Another way to achieve very similar results would be to use a lesser gain tube for the phase-splitter, like 12AT7, 12AY7 or even 12AU7, but I was anal about it and wanted to keep the same tube, bias it the same way as the original, just reduce the output.
– Other Mods
- Replaced 12AX7/ECC83 preamp tubes with Russian military 6N2P-EV tubes. These are about the same as 12AX7 with a tad less gain and slightly different heater wiring that operates only in 6.3V mode. Pin 9 is used as internal shield between triodes that should help reduce noise and it should be grounded.
- Added Depth control in the negative feedback loop (NFB). It’s possible to get this as an optional feature when buying a SLO from Soldano, so I thought – why not. It gives extra control on the bass making it easier to nail the tone that’s fat, but not boomy. In the SLOCLONE schematic it’s marked as VR9.
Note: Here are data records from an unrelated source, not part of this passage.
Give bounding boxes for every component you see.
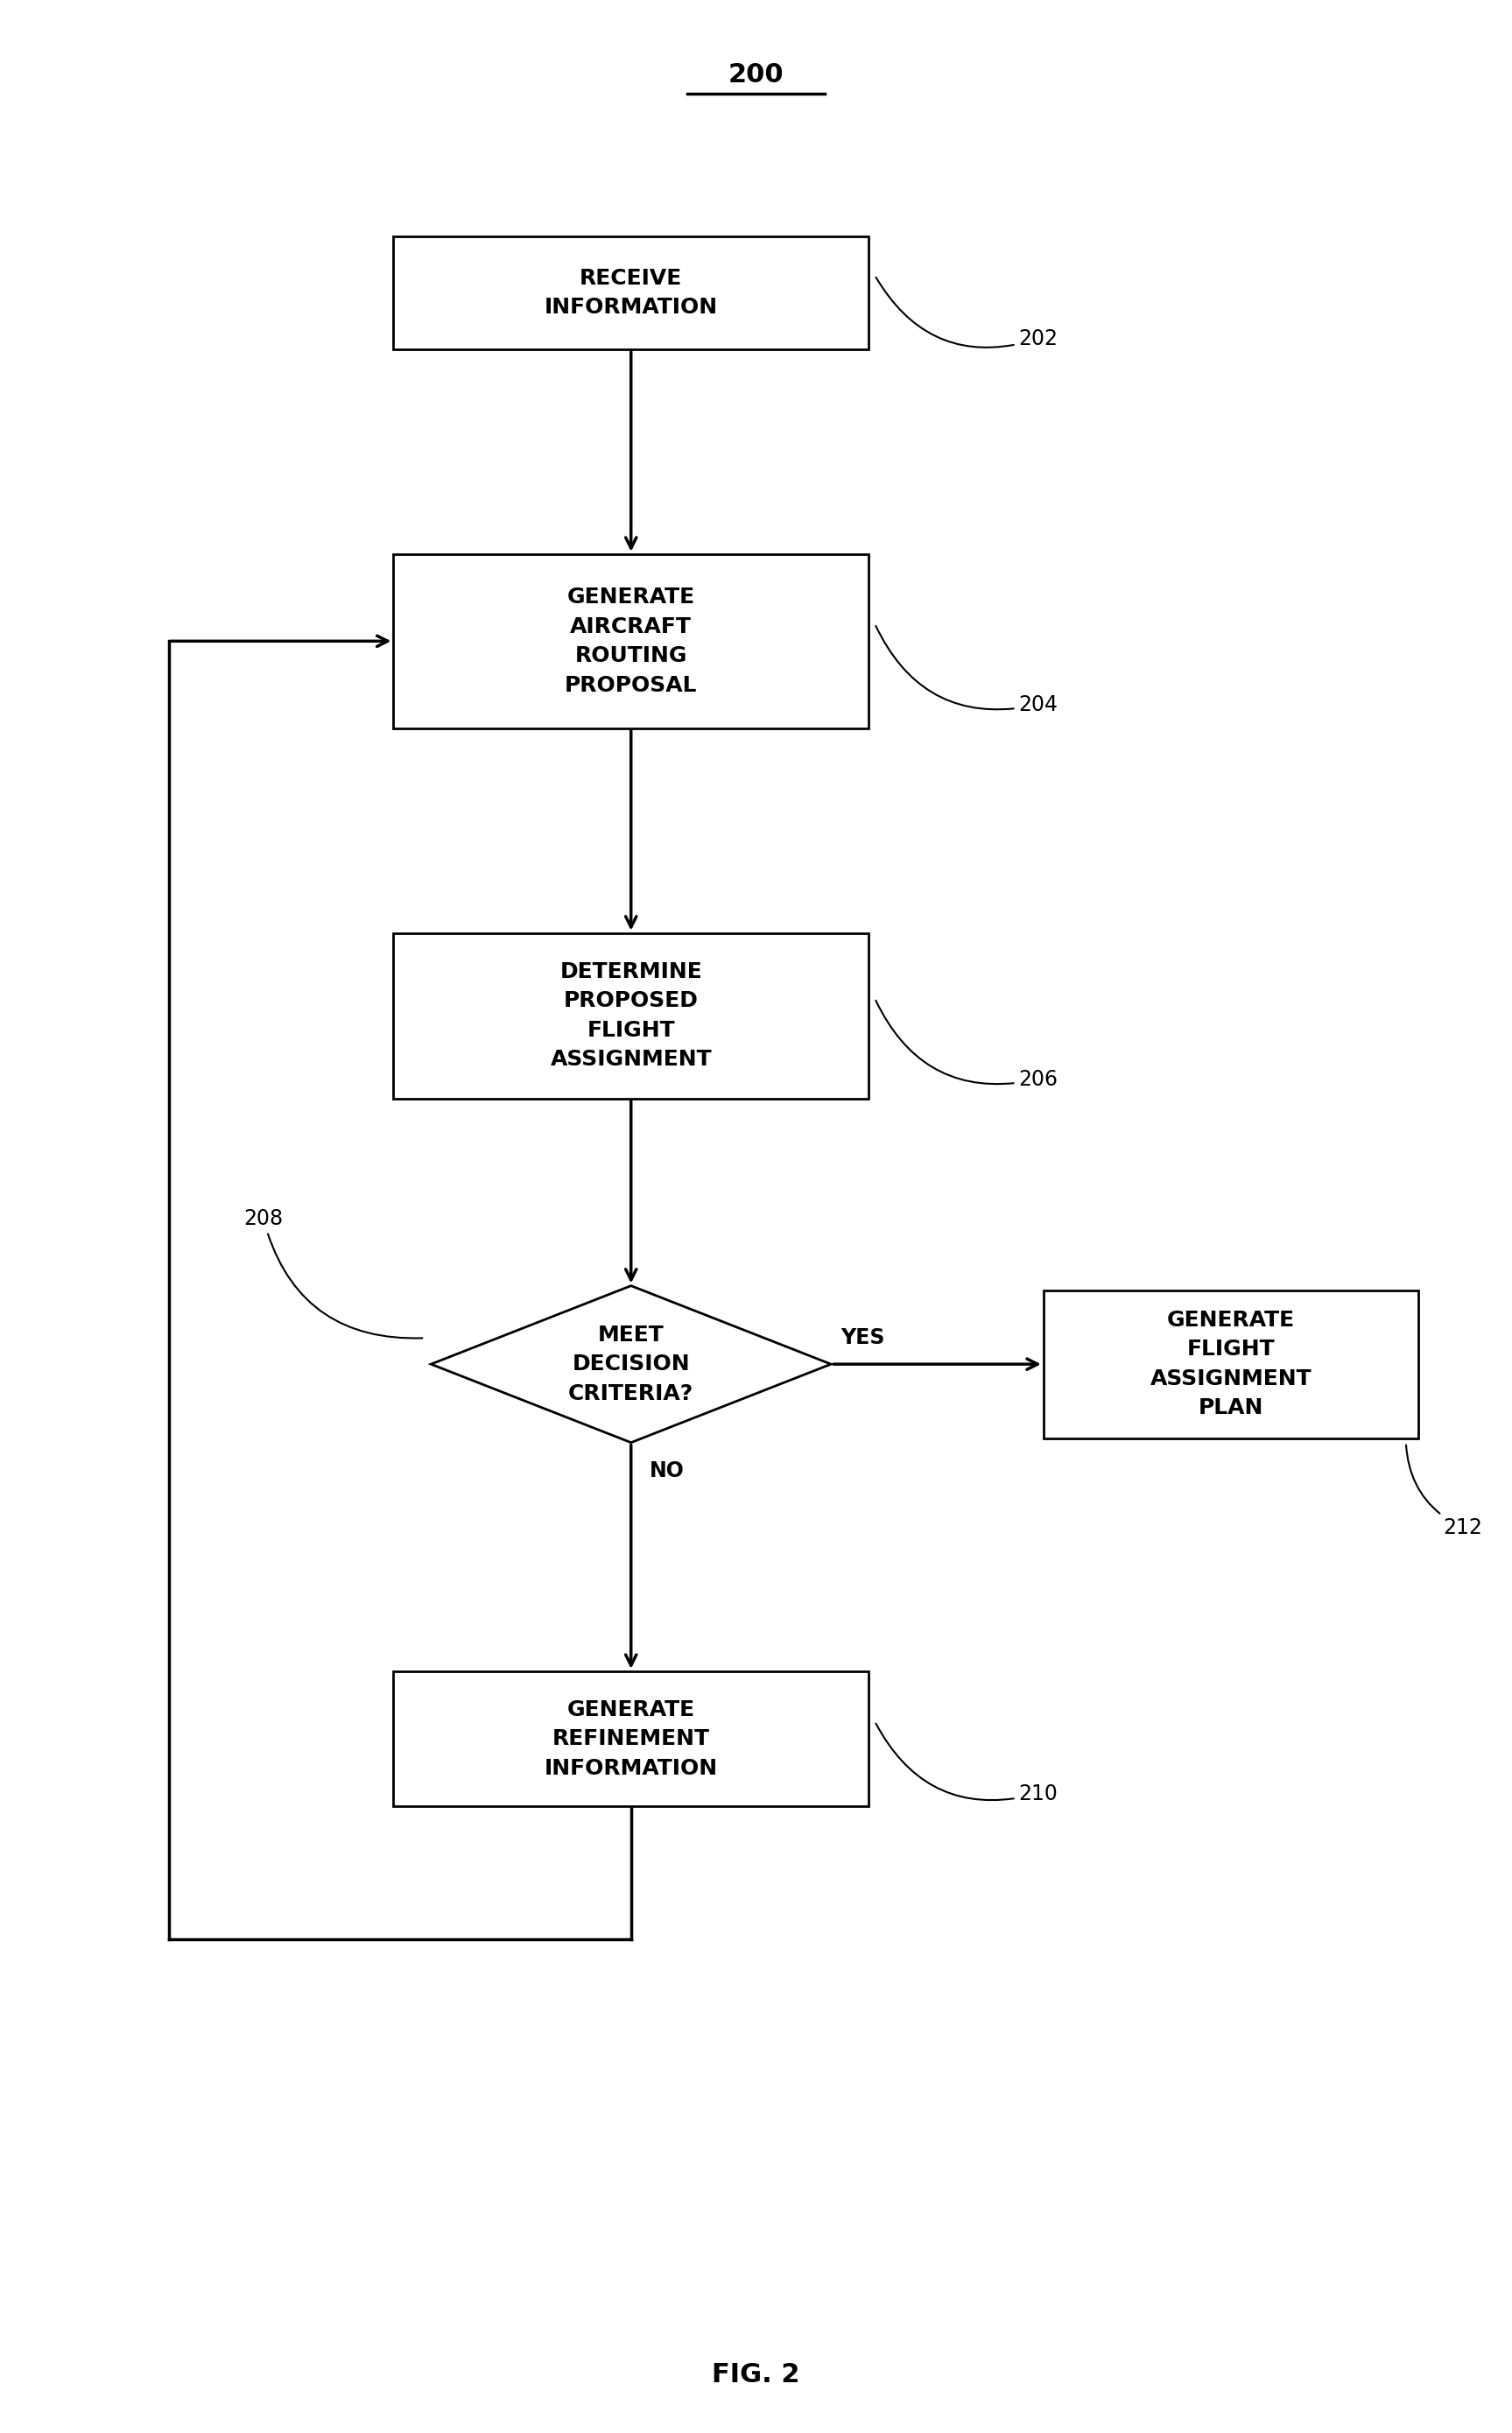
Text: RECEIVE
INFORMATION: RECEIVE INFORMATION bbox=[544, 268, 718, 319]
Text: 204: 204 bbox=[875, 625, 1058, 715]
Text: 208: 208 bbox=[243, 1209, 422, 1338]
Text: YES: YES bbox=[841, 1328, 885, 1348]
Bar bbox=[393, 932, 868, 1097]
Text: NO: NO bbox=[650, 1460, 685, 1482]
Bar bbox=[393, 555, 868, 727]
Text: GENERATE
FLIGHT
ASSIGNMENT
PLAN: GENERATE FLIGHT ASSIGNMENT PLAN bbox=[1151, 1309, 1312, 1418]
Text: MEET
DECISION
CRITERIA?: MEET DECISION CRITERIA? bbox=[569, 1324, 694, 1404]
Text: 206: 206 bbox=[875, 1000, 1058, 1090]
Text: GENERATE
REFINEMENT
INFORMATION: GENERATE REFINEMENT INFORMATION bbox=[544, 1698, 718, 1779]
Text: GENERATE
AIRCRAFT
ROUTING
PROPOSAL: GENERATE AIRCRAFT ROUTING PROPOSAL bbox=[564, 586, 697, 696]
Polygon shape bbox=[431, 1285, 832, 1443]
Bar bbox=[393, 236, 868, 350]
Text: 200: 200 bbox=[729, 63, 783, 88]
Text: 210: 210 bbox=[875, 1723, 1058, 1805]
Text: DETERMINE
PROPOSED
FLIGHT
ASSIGNMENT: DETERMINE PROPOSED FLIGHT ASSIGNMENT bbox=[550, 961, 712, 1071]
Bar bbox=[1043, 1289, 1418, 1438]
Text: 212: 212 bbox=[1406, 1445, 1483, 1538]
Text: 202: 202 bbox=[875, 277, 1058, 350]
Text: FIG. 2: FIG. 2 bbox=[712, 2362, 800, 2387]
Bar bbox=[393, 1671, 868, 1805]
- Reduce fx loop “Send” level to be more pedal friendly. Some say that SLO has a relatively hot FX loop that works well with professional effects that can take line level signal without clipping, but could drive regular stompboxes into clipping. To reduce the level, I added a 1K (R50) resistor in parallel with existing 2.2K resistor on the cathode resistor of the last triode before the “Send” jack. That reduces the output level. To compensate for the lower signal level we send out of the amp, the triode in the recovery gain stage after the “Receive” jack cathode resistor is bypassed with a 1uF capacitor (C13). It boosts all frequencies above ~70Hz for 6db.
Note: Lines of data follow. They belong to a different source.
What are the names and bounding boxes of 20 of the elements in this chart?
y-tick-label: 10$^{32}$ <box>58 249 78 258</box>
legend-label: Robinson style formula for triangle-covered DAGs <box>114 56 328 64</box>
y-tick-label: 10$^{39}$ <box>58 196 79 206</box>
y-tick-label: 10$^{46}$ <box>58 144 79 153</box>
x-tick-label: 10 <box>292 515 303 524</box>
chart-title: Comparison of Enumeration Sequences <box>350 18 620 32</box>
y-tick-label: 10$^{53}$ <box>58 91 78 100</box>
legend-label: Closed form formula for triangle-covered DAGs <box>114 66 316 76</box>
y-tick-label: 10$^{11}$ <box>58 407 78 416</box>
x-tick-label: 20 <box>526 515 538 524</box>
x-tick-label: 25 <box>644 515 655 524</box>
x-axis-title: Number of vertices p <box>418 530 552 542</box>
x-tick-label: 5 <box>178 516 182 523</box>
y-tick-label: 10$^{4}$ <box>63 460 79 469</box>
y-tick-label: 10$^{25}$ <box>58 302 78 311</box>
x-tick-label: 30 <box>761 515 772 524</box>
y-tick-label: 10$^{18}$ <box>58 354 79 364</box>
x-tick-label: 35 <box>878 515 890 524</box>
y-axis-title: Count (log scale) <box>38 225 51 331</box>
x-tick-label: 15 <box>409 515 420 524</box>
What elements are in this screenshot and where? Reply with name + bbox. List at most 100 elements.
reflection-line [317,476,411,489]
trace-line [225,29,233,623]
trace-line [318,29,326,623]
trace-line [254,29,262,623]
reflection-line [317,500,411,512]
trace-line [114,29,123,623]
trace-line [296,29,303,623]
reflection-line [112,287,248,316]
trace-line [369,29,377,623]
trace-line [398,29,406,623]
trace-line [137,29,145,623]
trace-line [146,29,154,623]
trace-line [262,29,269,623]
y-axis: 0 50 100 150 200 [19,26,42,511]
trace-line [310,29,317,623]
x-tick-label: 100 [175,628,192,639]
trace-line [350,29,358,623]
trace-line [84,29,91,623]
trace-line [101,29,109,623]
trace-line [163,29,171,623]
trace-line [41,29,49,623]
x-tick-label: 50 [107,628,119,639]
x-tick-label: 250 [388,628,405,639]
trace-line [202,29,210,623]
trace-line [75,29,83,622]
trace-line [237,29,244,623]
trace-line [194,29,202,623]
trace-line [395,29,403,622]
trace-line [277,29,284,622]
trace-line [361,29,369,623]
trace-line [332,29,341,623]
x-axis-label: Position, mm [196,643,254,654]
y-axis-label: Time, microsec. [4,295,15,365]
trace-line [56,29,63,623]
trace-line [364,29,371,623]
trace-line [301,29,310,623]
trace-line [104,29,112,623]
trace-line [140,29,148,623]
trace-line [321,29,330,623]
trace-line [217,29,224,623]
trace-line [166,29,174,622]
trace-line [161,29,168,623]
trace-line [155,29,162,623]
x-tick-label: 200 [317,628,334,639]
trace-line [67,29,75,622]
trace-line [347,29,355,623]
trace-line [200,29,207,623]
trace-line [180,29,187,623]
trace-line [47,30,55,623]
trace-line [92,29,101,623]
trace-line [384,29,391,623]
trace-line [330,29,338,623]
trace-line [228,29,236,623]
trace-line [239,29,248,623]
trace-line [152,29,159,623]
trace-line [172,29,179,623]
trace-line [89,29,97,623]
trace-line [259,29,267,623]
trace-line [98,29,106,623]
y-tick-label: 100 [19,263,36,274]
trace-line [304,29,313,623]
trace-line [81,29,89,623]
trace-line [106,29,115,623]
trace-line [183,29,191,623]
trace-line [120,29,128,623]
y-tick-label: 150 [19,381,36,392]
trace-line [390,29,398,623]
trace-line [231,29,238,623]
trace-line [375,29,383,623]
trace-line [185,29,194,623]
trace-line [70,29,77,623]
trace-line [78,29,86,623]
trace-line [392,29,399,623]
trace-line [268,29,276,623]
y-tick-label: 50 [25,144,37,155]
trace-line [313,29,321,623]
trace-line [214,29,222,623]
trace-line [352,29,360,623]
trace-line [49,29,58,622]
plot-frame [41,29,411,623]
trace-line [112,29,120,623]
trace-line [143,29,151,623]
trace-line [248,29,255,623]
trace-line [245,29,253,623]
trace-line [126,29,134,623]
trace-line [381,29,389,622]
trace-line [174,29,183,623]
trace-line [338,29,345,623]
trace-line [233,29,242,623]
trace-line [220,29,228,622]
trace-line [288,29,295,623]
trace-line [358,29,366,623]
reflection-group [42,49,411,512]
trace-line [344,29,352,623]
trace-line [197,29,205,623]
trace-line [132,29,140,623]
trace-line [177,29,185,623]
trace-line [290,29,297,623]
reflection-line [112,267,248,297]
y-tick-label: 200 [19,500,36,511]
- Switchable treble bleed capacitor on the OD channel gain pot (a.k.a Warren Haynes mod) to change the high end response when gain pot is not turned all the way up. In the SLOCLONE schematic, the switch is S3 and it takes C6 in and out of the circuit.
- A single 8ohm output jack installed. No impedance switch.
- Added a switch to choose between 2ohm and 8ohm OT taps for the NFB loop. The 2ohm tap sends less signal to the NFB and it makes amp sound a bit more aggressive.
For the output transformer I got a Hammond 125C which is capable of taking up to 8W of power, so it’s more than capable of handling the output of EL91. The secondary is wired to lugs 2 and 4 which give about 22.5K primary impedance, according to the Hammond 125-series datasheet. Two EL91 in push-pull like to “see” 20K which is close enough.
With only ~5W of power, there’s much less current, so B+ line needs less capacitance to filter out AC ripple. I got JJ 100uF+100uF 500V can capacitor, so that each power supply uses one 100uF section as first filter cap. The rest of the filter caps are mounted on the main board, so there’s no need for a dedicated power supply board.
I should note that photos show ELON and Tung electrolytic capacitors that I bought for the project but they started causing problems pretty much since day one and I finally realized that they are fake Chinese capacitors that have old capacitors pulled from who knows what old device with completely wrong specs. I took them out as soon as I found out and replaced them with F+T caps. It served as a lesson never to buy cheap electrolytic capacitors again. Since then I have switched to using brand name capacitors bought from reliable shops.